This morning I met up with my friends for some 4:45 am sleep running. I had 2 miles of warm up, 4 miles of 1 min hard, 1 min easy followed by 8 easy on the schedule. I didn’t feel amazing but I didn’t feel terrible either– I had minimal expectations.
After wam up we set off and to my surprise, my legs were just ready to go! On the fast sections of the 1 min hard, 1 easy I was running a 6:40 pace! Normally I’m struggling at the back of our pack but today I was pleasantly surprised to be in the middle. Everything was working right– my mind was focused, my legs didn’t hurt until the end of the fast sections and my body was cooperating. I even, very briefly, saw 5:50 pace. I averaged an 8:10 for the first 6 miles which is awesome.
Workouts aren’t a competition, but it is a decent way to measure your progress. I have been working my ass off lately. I might even be working harder than when I was training for CIM. The miles are a little less, but the intensity has been increased significantly. There hasn’t been a single run in the last few weeks when I haven’t demanded my absolute best. I’m running with faster friends and I’ve been trying to step up and run at their level. And the hard work is starting to pay off. I’ve been eating right, avoiding the wine and just plain working hard.

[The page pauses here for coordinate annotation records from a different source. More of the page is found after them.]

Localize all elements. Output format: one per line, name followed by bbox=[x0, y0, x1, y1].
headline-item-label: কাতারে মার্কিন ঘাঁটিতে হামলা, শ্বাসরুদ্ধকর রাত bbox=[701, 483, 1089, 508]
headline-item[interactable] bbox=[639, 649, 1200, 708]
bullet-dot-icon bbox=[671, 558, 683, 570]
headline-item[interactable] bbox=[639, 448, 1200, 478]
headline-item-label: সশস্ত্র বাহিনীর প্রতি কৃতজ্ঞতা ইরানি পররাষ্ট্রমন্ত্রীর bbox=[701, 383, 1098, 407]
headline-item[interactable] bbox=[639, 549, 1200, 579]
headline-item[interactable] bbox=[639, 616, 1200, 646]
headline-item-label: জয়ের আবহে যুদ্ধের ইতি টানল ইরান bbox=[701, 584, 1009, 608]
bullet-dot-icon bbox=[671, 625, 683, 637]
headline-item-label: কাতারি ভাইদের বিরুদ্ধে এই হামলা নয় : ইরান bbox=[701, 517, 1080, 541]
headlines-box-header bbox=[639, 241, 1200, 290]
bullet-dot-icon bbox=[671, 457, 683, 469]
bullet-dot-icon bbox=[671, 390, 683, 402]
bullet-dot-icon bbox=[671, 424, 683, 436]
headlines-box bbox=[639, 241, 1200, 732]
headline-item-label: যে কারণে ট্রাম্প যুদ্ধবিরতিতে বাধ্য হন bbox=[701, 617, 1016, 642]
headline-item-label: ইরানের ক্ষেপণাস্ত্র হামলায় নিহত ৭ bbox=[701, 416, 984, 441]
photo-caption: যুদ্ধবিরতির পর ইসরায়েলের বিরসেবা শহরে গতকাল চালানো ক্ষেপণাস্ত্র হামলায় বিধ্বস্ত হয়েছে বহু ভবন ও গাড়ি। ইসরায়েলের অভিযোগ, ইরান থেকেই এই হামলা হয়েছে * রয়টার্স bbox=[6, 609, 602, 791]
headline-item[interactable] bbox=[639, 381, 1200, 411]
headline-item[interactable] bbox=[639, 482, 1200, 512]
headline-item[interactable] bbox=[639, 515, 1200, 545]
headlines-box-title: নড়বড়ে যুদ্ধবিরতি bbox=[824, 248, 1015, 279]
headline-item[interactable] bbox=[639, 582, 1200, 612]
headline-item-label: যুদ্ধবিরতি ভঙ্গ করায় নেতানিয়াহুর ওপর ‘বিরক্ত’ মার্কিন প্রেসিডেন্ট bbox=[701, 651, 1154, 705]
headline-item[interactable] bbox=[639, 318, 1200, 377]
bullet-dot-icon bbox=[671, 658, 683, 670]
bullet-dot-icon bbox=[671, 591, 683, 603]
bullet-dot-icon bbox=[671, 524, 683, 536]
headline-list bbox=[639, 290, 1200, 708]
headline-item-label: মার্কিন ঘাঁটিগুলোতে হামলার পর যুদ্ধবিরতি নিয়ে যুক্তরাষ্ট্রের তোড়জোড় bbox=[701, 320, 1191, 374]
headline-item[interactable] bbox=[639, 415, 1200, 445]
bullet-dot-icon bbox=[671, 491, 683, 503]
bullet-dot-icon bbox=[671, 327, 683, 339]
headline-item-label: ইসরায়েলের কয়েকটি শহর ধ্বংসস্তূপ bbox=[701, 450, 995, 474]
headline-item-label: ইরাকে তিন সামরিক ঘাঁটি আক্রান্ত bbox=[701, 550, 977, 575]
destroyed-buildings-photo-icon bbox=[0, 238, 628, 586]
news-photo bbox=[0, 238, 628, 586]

I think I’ve turned a mental corner too. I was so convinced that my body was done improving and achieving PRs but I now know that’s garbage. My body is ready to improve and I strongly believe my best races are yet to come. And I believe that I’m capable of running with my friends. I can hang, it’s just a matter of doing it. Yes, getting up at 4:15 is painful. Yes, demanding the best of yourself each time you put on your shoes is a little exhausting but you know what? This morning was really, really fun. Whizzing down the road with my headlamp on, breathing hard and looking at the moonlit river is priceless. And to do that with friends you really like? Even better.
The best part is that I think I earned a little bit of respect today. When I finished the fartlek section I was told by some runners I really respect, that I “was really flying out there today and starting to look really good.” And I was so happy. Plus, my coach had a few words with me about how hard I am on myself. My workout reports to him have been kind of negative (I could have gone faster, sorry I wasn’t faster, oh man, I’m sorry, I should have been faster) and told me to step back and look at the whole picture and to be thrilled with my progress. So I am.
I don’t say this to tout my own awesomeness. I am not yet awesome. I’m still a long way from being able to hang with my friends– they’re talking abotu 2:55 and 3:15 marathons and we all know I’m not there. I say this to encourage you– if you put the work in, demand the best of yourself everyday and exercise self-discipline where it matters it will pay off. It will. Yes, there will be days filled with pain and frustratation and slow splits. But there will be also days where you see a glimmer of improvement, feel your legs come alive and realize, “this is really fun.”